OCR results not good
-
When scanning newspaper text which I later intend to edit through Word, the results are not good. There are three options I can use: “Text and Graphic(s) as Image”, “Editable Text”, or “Editable Text with Graphic(s)”. The best results are generally obtained when using the last option. How can I improve the quality of text scans from newspapers? The computer is running Windows XP with a Hewlett Packard PSC 1200.

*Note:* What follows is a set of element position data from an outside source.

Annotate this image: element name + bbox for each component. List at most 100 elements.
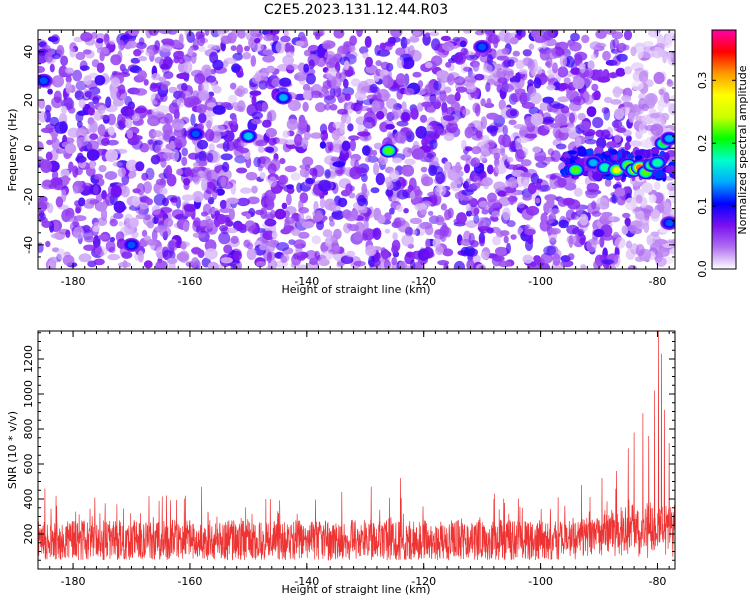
heatmap-cell [38,212,46,222]
heatmap-cell [113,200,126,214]
heatmap-cell [126,40,138,49]
heatmap-cell [371,149,378,157]
heatmap-cell [580,264,587,269]
heatmap-cell [397,220,410,233]
heatmap-cell [604,178,612,187]
heatmap-cell [593,229,605,238]
heatmap-cell [96,38,104,44]
heatmap-cell [145,167,155,181]
heatmap-cell [333,86,342,98]
heatmap-cell [38,141,44,152]
heatmap-cell [235,263,242,269]
heatmap-cell [579,121,591,131]
heatmap-cell [206,152,214,163]
heatmap-cell [550,208,560,214]
heatmap-hot-spot [127,241,136,249]
heatmap-cell [247,196,260,205]
heatmap-cell [75,80,87,91]
heatmap-cell [596,197,609,209]
heatmap-cell [437,93,449,104]
heatmap-cell [91,31,98,39]
heatmap-cell [512,50,520,57]
heatmap-cell [303,49,311,57]
heatmap-cell [50,233,61,239]
heatmap-cell [634,149,644,156]
heatmap-cell [666,79,674,87]
heatmap-cell [455,86,468,93]
heatmap-cell [421,101,434,108]
heatmap-cell [89,133,99,140]
heatmap-cell [607,72,619,79]
heatmap-cell [411,30,422,37]
heatmap-cell [365,244,377,257]
heatmap-cell [623,30,633,41]
heatmap-cell [262,119,272,128]
heatmap-cell [220,257,233,264]
heatmap-cell [190,113,196,126]
heatmap-cell [156,105,170,114]
heatmap-cell [126,129,133,139]
heatmap-cell [107,126,115,136]
heatmap-cell [534,150,547,163]
heatmap-cell [87,107,95,116]
heatmap-cell [597,76,611,83]
heatmap-cell [284,218,290,231]
heatmap-cell [112,161,123,167]
heatmap-cell [437,128,447,136]
heatmap-cell [282,55,294,66]
snr-x-label: Height of straight line (km) [281,583,430,596]
heatmap-cell [75,51,86,61]
heatmap-cell [107,253,120,261]
heatmap-cell [473,91,479,100]
heatmap-cell [566,224,579,235]
heatmap-cell [154,40,161,51]
heatmap-cell [350,78,361,87]
heatmap-cell [230,264,237,269]
heatmap-cell [138,56,148,62]
heatmap-cell [575,136,582,149]
x-tick-label: -120 [411,575,436,588]
heatmap-cell [131,196,141,207]
heatmap-cell [106,139,119,146]
heatmap-cell [65,81,72,94]
heatmap-cell [266,147,275,154]
heatmap-cell [559,54,568,68]
heatmap-cell [223,244,233,254]
heatmap-cell [78,197,86,207]
heatmap-cell [296,182,303,193]
heatmap-cell [599,236,605,248]
heatmap-cell [354,221,365,234]
heatmap-cell [38,242,44,253]
heatmap-cell [562,197,575,206]
heatmap-cell [40,127,54,134]
heatmap-cell [627,224,637,232]
colorbar-tick-label: 0.0 [696,260,709,278]
heatmap-cell [515,148,525,162]
heatmap-cell [622,212,631,219]
heatmap-cell [50,177,63,186]
heatmap-cell [152,130,163,138]
heatmap-cell [62,254,75,266]
heatmap-cell [155,260,168,269]
heatmap-cell [331,130,341,141]
heatmap-cell [56,248,66,261]
heatmap-cell [614,133,622,143]
heatmap-cell [151,204,161,216]
heatmap-cell [170,250,176,260]
heatmap-cell [414,203,428,211]
heatmap-cell [105,149,118,163]
heatmap-cell [99,51,105,62]
heatmap-cell [317,45,326,59]
heatmap-cell [460,47,468,56]
heatmap-cell [454,91,461,102]
heatmap-cell [319,123,328,135]
heatmap-cell [422,251,435,259]
x-tick-label: -180 [61,575,86,588]
heatmap-cell [119,63,126,72]
heatmap-cell [431,156,439,166]
heatmap-cell [624,217,631,227]
heatmap-cell [380,42,393,52]
heatmap-cell [340,255,354,265]
heatmap-cell [555,143,567,150]
heatmap-cell [621,95,632,103]
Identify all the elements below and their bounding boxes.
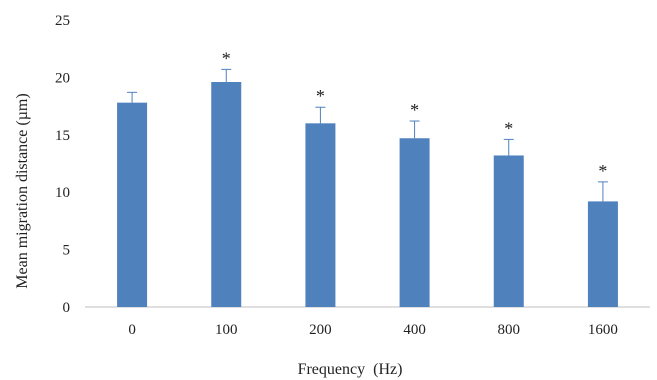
y-tick-label: 25 [55,13,70,29]
y-tick-label: 5 [63,243,71,259]
significance-marker: * [222,48,231,68]
significance-marker: * [598,161,607,181]
y-tick-label: 10 [55,185,70,201]
x-tick-label: 1600 [588,322,618,338]
bar [305,123,336,307]
bar [211,81,242,307]
y-axis-ticks: 0 5 10 15 20 25 [55,13,70,316]
y-tick-label: 20 [55,70,70,86]
bar [493,155,524,307]
significance-marker: * [410,100,419,120]
x-tick-label: 100 [215,322,238,338]
significance-marker: * [316,86,325,106]
bar [117,102,148,307]
x-tick-label: 200 [309,322,332,338]
x-tick-label: 0 [128,322,136,338]
y-tick-label: 15 [55,128,70,144]
x-axis-ticks: 0 100 200 400 800 1600 [128,322,618,338]
significance-marker: * [504,118,513,138]
y-tick-label: 0 [63,300,71,316]
x-tick-label: 400 [403,322,426,338]
x-axis-label: Frequency (Hz) [298,361,403,378]
y-axis-label: Mean migration distance (µm) [14,93,31,288]
x-tick-label: 800 [498,322,521,338]
bars-group: * * * * * [117,48,618,307]
bar [399,138,430,307]
bar [587,201,618,307]
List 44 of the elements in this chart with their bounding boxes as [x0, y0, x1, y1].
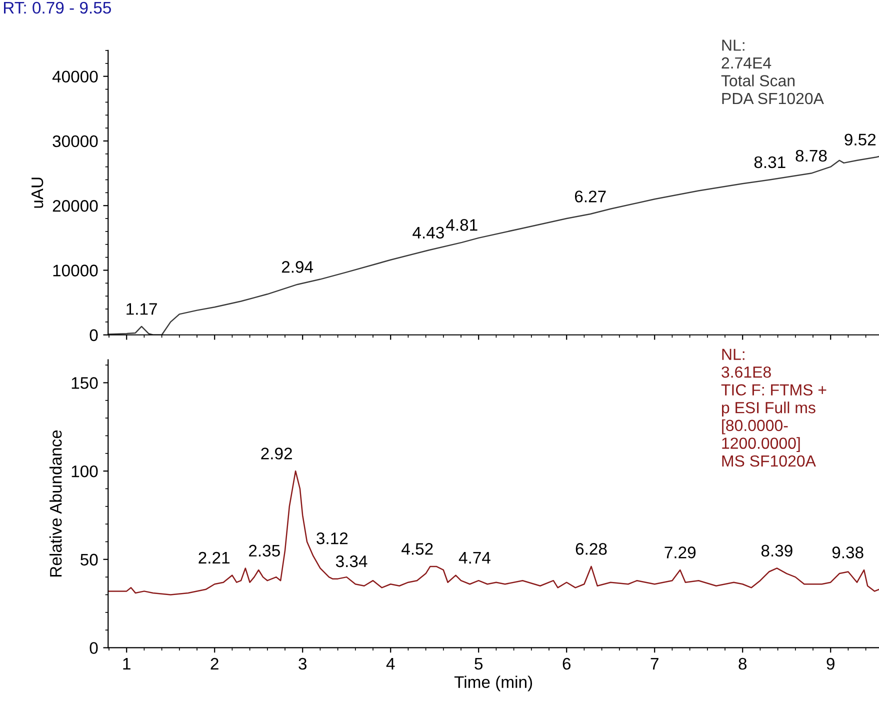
y-tick-label: 100	[72, 465, 98, 478]
annotation: 4.52	[402, 543, 433, 555]
x-tick-label: 1	[123, 658, 130, 670]
annotation: 6.28	[576, 543, 607, 555]
y-tick-label: 0	[90, 329, 98, 342]
y-tick-label: 50	[80, 554, 98, 566]
annotation: 8.31	[754, 156, 786, 168]
annotation: NL: 3.61E8 TIC F: FTMS + p ESI Full ms [80.0000- 1200.0000] MS SF1020A	[721, 348, 826, 467]
text: RT: 0.79 - 9.55	[4, 2, 111, 14]
annotation: 4.74	[458, 552, 490, 564]
annotation: NL: 2.74E4 Total Scan PDA SF1020A	[721, 40, 824, 104]
line-series	[108, 470, 879, 596]
x-tick-label: 2	[210, 658, 218, 670]
annotation: 9.38	[832, 546, 864, 558]
y-tick-label: 10000	[53, 264, 98, 276]
annotation: 7.29	[664, 546, 696, 558]
x-tick-label: 6	[562, 658, 570, 670]
annotation: 1.17	[126, 303, 157, 315]
y-tick-label: 150	[72, 377, 98, 389]
annotation: 6.27	[574, 190, 606, 202]
y-tick-label: 0	[90, 642, 98, 654]
x-tick-label: 3	[298, 658, 306, 670]
annotation: 2.21	[198, 552, 230, 564]
x-tick-label: 4	[386, 658, 395, 670]
y-tick-label: 40000	[52, 70, 98, 83]
annotation: 4.81	[446, 219, 478, 231]
y-tick-label: 20000	[52, 200, 98, 212]
x-tick-label: 7	[650, 658, 658, 670]
annotation: 3.12	[316, 532, 348, 544]
annotation: 2.92	[261, 448, 292, 460]
x-tick-label: 9	[826, 658, 834, 670]
y-axis-title: uAU	[32, 178, 44, 208]
annotation: 3.34	[336, 555, 368, 568]
annotation: 2.94	[282, 261, 314, 273]
y-axis-title: Relative Abundance	[50, 430, 62, 577]
x-tick-label: 8	[738, 658, 747, 670]
x-axis-title: Time (min)	[454, 676, 532, 692]
y-tick-label: 30000	[52, 135, 98, 148]
annotation: 9.52	[844, 134, 876, 146]
x-tick-label: 5	[474, 658, 483, 670]
annotation: 2.35	[249, 544, 280, 557]
annotation: 8.39	[761, 544, 792, 557]
annotation: 8.78	[796, 150, 827, 162]
annotation: 4.43	[412, 226, 444, 239]
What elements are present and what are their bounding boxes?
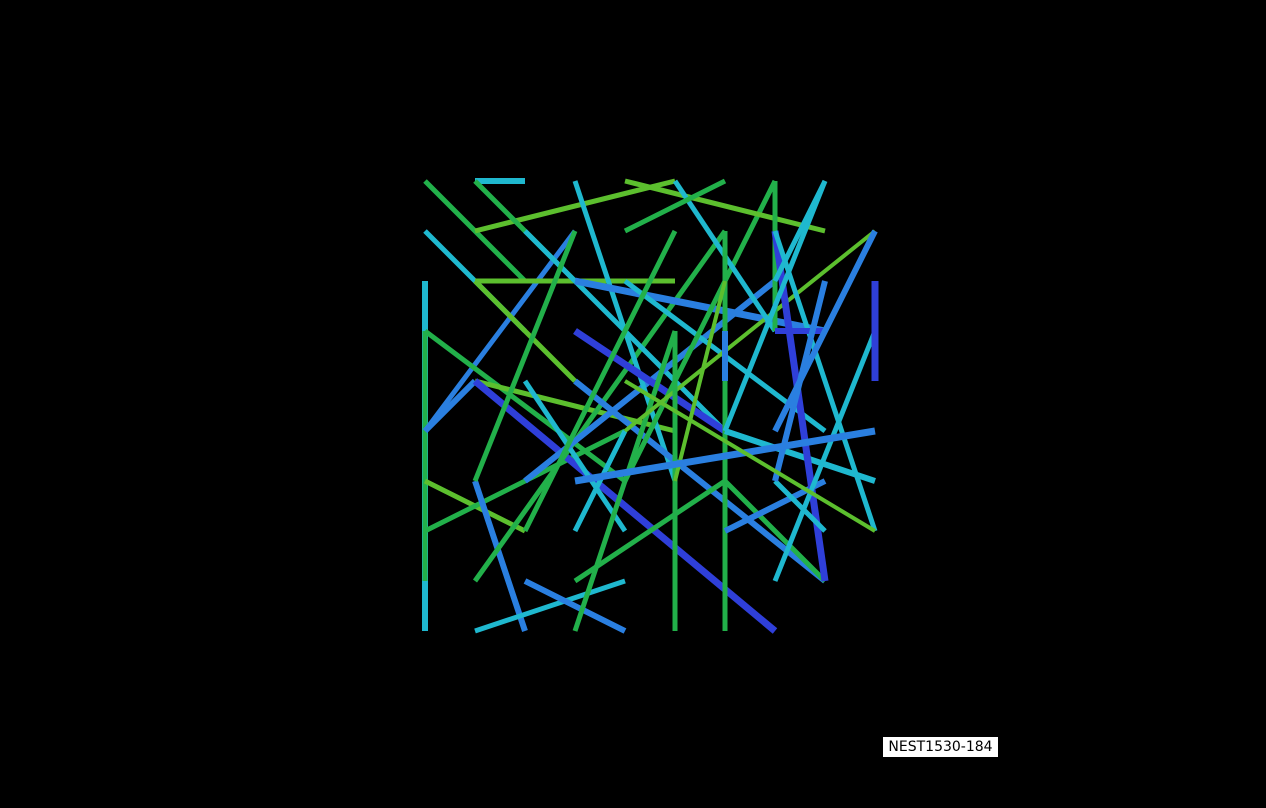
- stick-line: [522, 229, 678, 533]
- stick-line: [574, 277, 826, 335]
- stick-line: [722, 180, 828, 432]
- stick-line: [423, 329, 627, 483]
- stick-line: [473, 279, 577, 383]
- stick-line: [474, 578, 626, 634]
- stick-line: [572, 429, 628, 533]
- stick-line: [472, 480, 528, 632]
- stick-line: [724, 428, 876, 484]
- stick-line: [574, 427, 876, 485]
- stick-line: [573, 478, 727, 584]
- stick-line: [623, 379, 877, 533]
- stick-line: [523, 578, 627, 634]
- stick-line: [474, 178, 676, 234]
- stick-line: [623, 178, 727, 234]
- stick-line: [622, 179, 778, 483]
- stick-line: [772, 229, 878, 433]
- stick-line: [772, 330, 878, 582]
- stick-line: [773, 479, 827, 533]
- stick-line: [522, 379, 628, 533]
- stick-line: [723, 479, 827, 583]
- stick-line: [573, 378, 827, 584]
- stick-line: [423, 229, 577, 433]
- stick-line: [624, 178, 826, 234]
- image-id-label: NEST1530-184: [883, 737, 998, 757]
- stick-line: [472, 230, 578, 482]
- stick-line: [474, 378, 676, 434]
- stick-line: [573, 328, 727, 434]
- stick-line: [623, 229, 877, 433]
- stick-line: [772, 230, 878, 532]
- stick-line: [673, 280, 727, 482]
- stick-line: [472, 229, 728, 583]
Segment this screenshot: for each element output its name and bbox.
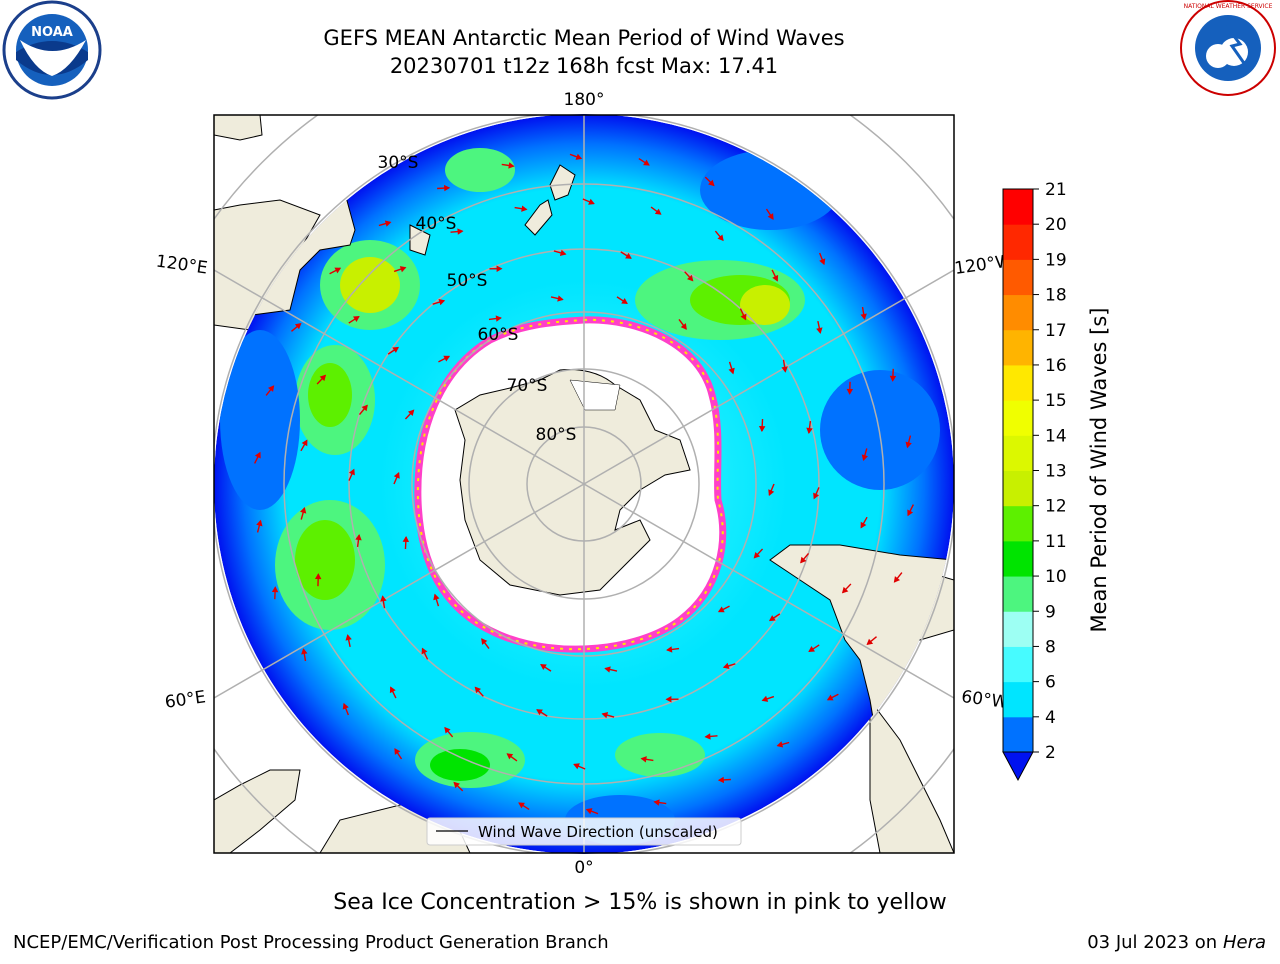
- lat-label-40s: 40°S: [416, 214, 457, 234]
- colorbar: 2 4 6 8 9 10 11 12 13 14 15 16 17 18 19 20 21 Mean Perio…: [1003, 180, 1111, 780]
- colorbar-tick-label: 8: [1045, 637, 1056, 657]
- nws-logo: NATIONAL WEATHER SERVICE: [1181, 1, 1275, 95]
- lat-label-50s: 50°S: [447, 271, 488, 291]
- map-legend: Wind Wave Direction (unscaled): [427, 818, 741, 845]
- colorbar-band: [1003, 471, 1033, 507]
- colorbar-under-triangle: [1003, 752, 1033, 780]
- sea-ice-note: Sea Ice Concentration > 15% is shown in …: [0, 890, 1280, 915]
- colorbar-band: [1003, 506, 1033, 542]
- colorbar-band: [1003, 435, 1033, 471]
- colorbar-tick-label: 21: [1045, 180, 1067, 200]
- lat-label-60s: 60°S: [478, 325, 519, 345]
- lat-label-30s: 30°S: [378, 153, 419, 173]
- colorbar-tick-label: 6: [1045, 673, 1056, 693]
- lon-label-60w: 60°W: [960, 687, 1009, 713]
- colorbar-band: [1003, 646, 1033, 682]
- colorbar-band: [1003, 330, 1033, 366]
- colorbar-title: Mean Period of Wind Waves [s]: [1087, 308, 1111, 633]
- colorbar-band: [1003, 224, 1033, 260]
- nws-logo-text: NATIONAL WEATHER SERVICE: [1184, 3, 1273, 10]
- footer-branch: NCEP/EMC/Verification Post Processing Pr…: [13, 932, 609, 953]
- noaa-logo-text: NOAA: [31, 25, 73, 40]
- colorbar-tick-label: 14: [1045, 426, 1067, 446]
- colorbar-band: [1003, 576, 1033, 612]
- footer-date-text: 03 Jul 2023 on: [1087, 932, 1223, 953]
- colorbar-band: [1003, 611, 1033, 647]
- colorbar-band: [1003, 295, 1033, 331]
- colorbar-band: [1003, 400, 1033, 436]
- colorbar-tick-label: 16: [1045, 356, 1067, 376]
- colorbar-tick-label: 18: [1045, 286, 1067, 306]
- lon-label-0: 0°: [574, 858, 593, 878]
- legend-label: Wind Wave Direction (unscaled): [478, 823, 718, 841]
- colorbar-tick-label: 12: [1045, 497, 1067, 517]
- colorbar-band: [1003, 717, 1033, 753]
- lon-label-180: 180°: [564, 90, 605, 110]
- colorbar-tick-label: 13: [1045, 462, 1067, 482]
- lon-label-120e: 120°E: [155, 252, 209, 279]
- lat-label-70s: 70°S: [507, 376, 548, 396]
- colorbar-band: [1003, 189, 1033, 225]
- noaa-logo: NOAA: [4, 2, 100, 98]
- lon-label-60e: 60°E: [164, 687, 207, 712]
- colorbar-tick-label: 4: [1045, 708, 1056, 728]
- colorbar-band: [1003, 365, 1033, 401]
- colorbar-band: [1003, 541, 1033, 577]
- lat-label-80s: 80°S: [536, 425, 577, 445]
- colorbar-tick-label: 20: [1045, 215, 1067, 235]
- colorbar-tick-label: 15: [1045, 391, 1067, 411]
- colorbar-tick-label: 10: [1045, 567, 1067, 587]
- colorbar-tick-label: 19: [1045, 250, 1067, 270]
- colorbar-tick-label: 2: [1045, 743, 1056, 763]
- colorbar-tick-label: 9: [1045, 602, 1056, 622]
- colorbar-band: [1003, 259, 1033, 295]
- footer-machine: Hera: [1223, 932, 1266, 953]
- colorbar-band: [1003, 682, 1033, 718]
- footer-date: 03 Jul 2023 on Hera: [1087, 932, 1266, 953]
- colorbar-tick-label: 11: [1045, 532, 1067, 552]
- colorbar-tick-label: 17: [1045, 321, 1067, 341]
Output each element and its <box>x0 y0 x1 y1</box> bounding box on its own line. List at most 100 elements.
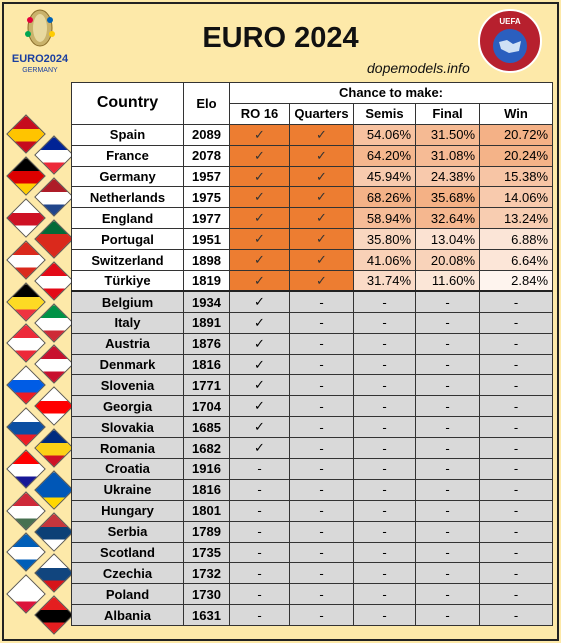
table-row: Spain 2089 ✓ ✓ 54.06% 31.50% 20.72% <box>71 123 554 146</box>
cell-final: 20.08% <box>415 249 480 272</box>
uefa-logo-text: UEFA <box>499 17 521 26</box>
cell-semis: - <box>353 478 416 501</box>
cell-country: Scotland <box>71 541 184 564</box>
cell-country: Netherlands <box>71 186 184 209</box>
cell-country: Albania <box>71 604 184 627</box>
cell-elo: 1975 <box>183 186 230 209</box>
table-row: Romania 1682 ✓ - - - - <box>71 437 554 460</box>
cell-elo: 1730 <box>183 583 230 606</box>
cell-final: - <box>415 562 480 585</box>
cell-elo: 1816 <box>183 478 230 501</box>
cell-quarters: - <box>289 520 354 543</box>
cell-quarters: - <box>289 332 354 355</box>
cell-ro16: ✓ <box>229 165 290 188</box>
cell-elo: 1898 <box>183 249 230 272</box>
cell-country: Ukraine <box>71 478 184 501</box>
cell-ro16: - <box>229 499 290 522</box>
cell-win: - <box>478 499 554 522</box>
cell-win: 6.88% <box>478 228 554 251</box>
cell-ro16: - <box>229 520 290 543</box>
cell-semis: 35.80% <box>353 228 416 251</box>
cell-country: Portugal <box>71 228 184 251</box>
cell-final: 11.60% <box>415 270 480 292</box>
cell-elo: 1916 <box>183 458 230 480</box>
probability-table: Country Elo Chance to make: RO 16 Quarte… <box>71 82 554 627</box>
cell-final: - <box>415 395 480 418</box>
cell-win: - <box>478 541 554 564</box>
cell-win: - <box>478 395 554 418</box>
cell-final: - <box>415 583 480 606</box>
cell-ro16: ✓ <box>229 353 290 376</box>
cell-country: Germany <box>71 165 184 188</box>
cell-win: - <box>478 520 554 543</box>
cell-final: - <box>415 499 480 522</box>
table-row: Poland 1730- - - - - <box>71 583 554 606</box>
cell-semis: - <box>353 395 416 418</box>
table-row: England 1977 ✓ ✓ 58.94% 32.64% 13.24% <box>71 207 554 230</box>
cell-elo: 1891 <box>183 311 230 334</box>
cell-ro16: - <box>229 604 290 627</box>
table-row: Czechia 1732- - - - - <box>71 562 554 585</box>
cell-win: - <box>478 478 554 501</box>
table-row: Netherlands 1975 ✓ ✓ 68.26% 35.68% 14.06% <box>71 186 554 209</box>
column-header-country: Country <box>71 82 184 125</box>
cell-quarters: - <box>289 311 354 334</box>
cell-semis: - <box>353 604 416 627</box>
cell-semis: 64.20% <box>353 144 416 167</box>
cell-semis: - <box>353 437 416 460</box>
cell-final: 31.50% <box>415 123 480 146</box>
table-row: Portugal 1951 ✓ ✓ 35.80% 13.04% 6.88% <box>71 228 554 251</box>
cell-country: Italy <box>71 311 184 334</box>
cell-final: 13.04% <box>415 228 480 251</box>
column-header-elo: Elo <box>183 82 230 125</box>
cell-country: Georgia <box>71 395 184 418</box>
cell-ro16: - <box>229 458 290 480</box>
cell-win: 13.24% <box>478 207 554 230</box>
table-row: Slovakia 1685 ✓ - - - - <box>71 416 554 439</box>
cell-final: 32.64% <box>415 207 480 230</box>
cell-quarters: - <box>289 541 354 564</box>
cell-win: - <box>478 437 554 460</box>
cell-country: Switzerland <box>71 249 184 272</box>
cell-ro16: - <box>229 478 290 501</box>
cell-elo: 1789 <box>183 520 230 543</box>
cell-ro16: ✓ <box>229 228 290 251</box>
cell-country: England <box>71 207 184 230</box>
cell-elo: 1685 <box>183 416 230 439</box>
table-row: Croatia 1916- - - - - <box>71 458 554 480</box>
cell-ro16: ✓ <box>229 186 290 209</box>
cell-win: - <box>478 353 554 376</box>
cell-semis: - <box>353 458 416 480</box>
table-row: Switzerland 1898 ✓ ✓ 41.06% 20.08% 6.64% <box>71 249 554 272</box>
cell-win: 20.24% <box>478 144 554 167</box>
column-group-header: Chance to make: <box>228 82 554 104</box>
cell-elo: 1801 <box>183 499 230 522</box>
cell-final: - <box>415 541 480 564</box>
table-row: Ukraine 1816- - - - - <box>71 478 554 501</box>
cell-semis: - <box>353 311 416 334</box>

What you are using is Optical Character Recognition (OCR), a process whereby a text document can be scanned and instead of saving the scanned document as an image, it is saved as text which can be edited. This is much more difficult than scanning a document as a graphic, since the OCR software has to look at the document and examine the letters and words in the scanned document to determine the text. The OCR software which comes with the PSC 1200 is called Readiris OCR (www.irisusa.com). Generally the quality of text output you get from an OCR software package depends on the OCR software and the inbuilt engine for examining the scanned documents. That said, the format of the document being scanned also plays a part. Newspaper articles are sometimes difficult, as the articles can be in multiple columns and some OCR software packages do not recognise columns. Other difficulties with newspaper articles are the thin paper, which causes text on the other side of the article to come through which confuses the software and also the grey background of the newspaper which doesn’t give as good contrast with the black lettering compared with a document with a plain white background.
After reading the features of Readiris Pro 10, this version supports things such as multiple columns. However, it’s likely the version which came with your scanner is a lite version and does not have the full features of the Professional version. If you wanted to upgrade to the professional version, this costs US$152.00. As you can see, good OCR software is not cheap as you are paying for accuracy and speed. It may be worthwhile trying some different OCR packages to see which one suits your needs best. You should be able to get some free trial versions of OCR software from various manufacturers websites.
Before you do try other packages, there are a few tips which may help you scan newspaper articles using your existing software. Firstly, place a sheet of black paper (or cardboard) behind the newspaper article when scanning. This may help avoid print from the other side of the article coming through. Secondly, try scanning each column of the newspaper article individually, in case your OCR software has difficulty interpreting the multiple columns. Either select just one column to be scanned in the OCR software, or if such a function is not available, block out all columns except one on the scanner (e.g. using a blank sheet of paper). Thirdly, scan the text at 300 dpi or greater and also adjust the brightness, contrast and other settings to give the text a crisp look and also to make the background paper as clean as possible.